The new law expanded the time frame to purchase a home and get a tax break, for first-time buyers and current homeowners. And while many taxpayers welcome the new move-up or longtime resident option (it goes by either name), many potential buyers also have questions about the homebuyer tax credit.
Here are five common queries we've received at Bankrate.
No. 1: Timing your home purchase I sold my home this year, before the new law took effect. I had lived in it for more than five years and am looking to buy another residence. Will I qualify for the $6,500 homebuyer tax credit?
Sorry, but timing is everything with this credit and yours is just a bit off when it comes to claiming it.
While you meet the requirement that you live in your existing home for any five consecutive years any time within eight years before you buy another principal residence, in the Internal Revenue Service's eyes you bought too early.
For existing homeowners, the $6,500 credit is limited to homes purchased after the new law took effect, Nov. 6.
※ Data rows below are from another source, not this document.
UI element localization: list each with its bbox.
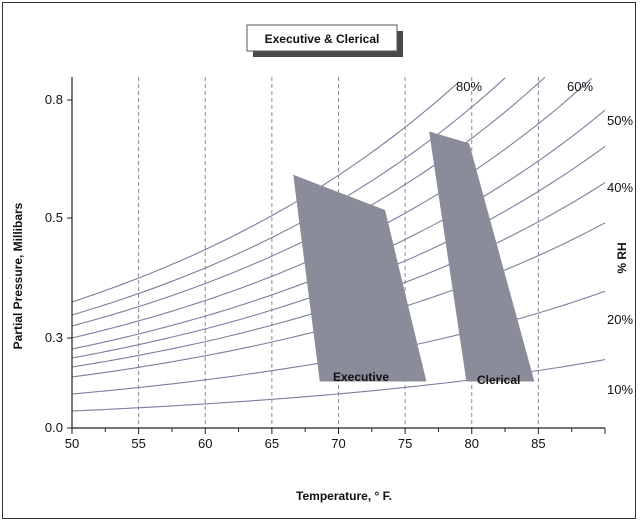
x-tick-label: 85 <box>531 436 545 451</box>
x-tick-label: 55 <box>131 436 145 451</box>
x-tick-label: 60 <box>198 436 212 451</box>
y-tick-label: 0.5 <box>45 210 63 225</box>
x-tick-label: 80 <box>465 436 479 451</box>
y-axis-title: Partial Pressure, Millibars <box>11 202 25 349</box>
region-label-executive: Executive <box>333 370 389 384</box>
y-tick-label: 0.8 <box>45 92 63 107</box>
x-tick-label: 50 <box>65 436 79 451</box>
axes <box>67 77 606 434</box>
vertical-gridlines <box>138 77 539 428</box>
comfort-regions <box>293 131 535 382</box>
labels: 0.0 0.3 0.5 0.8 50 55 60 65 70 75 80 85 10% 20% 40% 50%… <box>45 79 634 451</box>
chart-title: Executive & Clerical <box>265 32 380 46</box>
y-tick-label: 0.0 <box>45 420 63 435</box>
x-axis-title: Temperature, ° F. <box>296 489 392 503</box>
rh-label-20: 20% <box>607 312 633 327</box>
rh-label-60: 60% <box>567 79 593 94</box>
rh-label-40: 40% <box>607 180 633 195</box>
rh-label-10: 10% <box>607 382 633 397</box>
region-label-clerical: Clerical <box>477 373 520 387</box>
region-clerical <box>429 131 535 382</box>
y-tick-label: 0.3 <box>45 330 63 345</box>
title-box: Executive & Clerical <box>246 24 403 57</box>
rh-label-80: 80% <box>456 79 482 94</box>
x-tick-label: 65 <box>265 436 279 451</box>
x-tick-label: 75 <box>398 436 412 451</box>
rh-label-50: 50% <box>607 113 633 128</box>
right-axis-title: % RH <box>615 242 629 273</box>
region-executive <box>293 174 427 382</box>
rh-curve-100 <box>71 81 459 303</box>
x-tick-label: 70 <box>331 436 345 451</box>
No. 2: Co-owner considerations I will be purchasing a home with someone to whom I am not married. We are applying jointly for the mortgage and will both be living in the home as our primary residence. I qualify for the first-time homebuyer tax credit of $8,000 and my co-purchaser qualifies for the $6,500 credit. Are we each allowed to claim the individual credit for which we qualify?
Sorry, no tax credit double dipping. You can't get a combined $14,500 credit for your home purchase. When two or more unmarried individuals jointly purchase their principal residence, the total credit allowed all eligible buyers cannot exceed $8,000.
The credit, though, can be split up among all qualifying buyers. In fact, the IRS says when two or more unmarried individuals jointly purchase their principal residence, the qualifying credit amount should be allocated among the purchasers using "a reasonable method."
This allocation could be splitting the credit amount based on (1) each taxpayer's contribution toward the purchase price or (2) the taxpayer's ownership interest in the residence.
You and your co-purchasers should look at the finances involved in the purchase and then run your tax return numbers to see who would benefit more from taking the lion's share of the homebuyer tax credit. For example, you could allocate $6,500 to your longtime resident co-purchaser and you could claim the remaining $1,500 as a first-time homebuyer. Or it might be more worthwhile for you to claim the $8,000 credit and your joint owner to forgo a claim. Of course in that case, you, as the taxpayer getting the full credit, might want to offer to use those tax savings to buy furniture for your new place.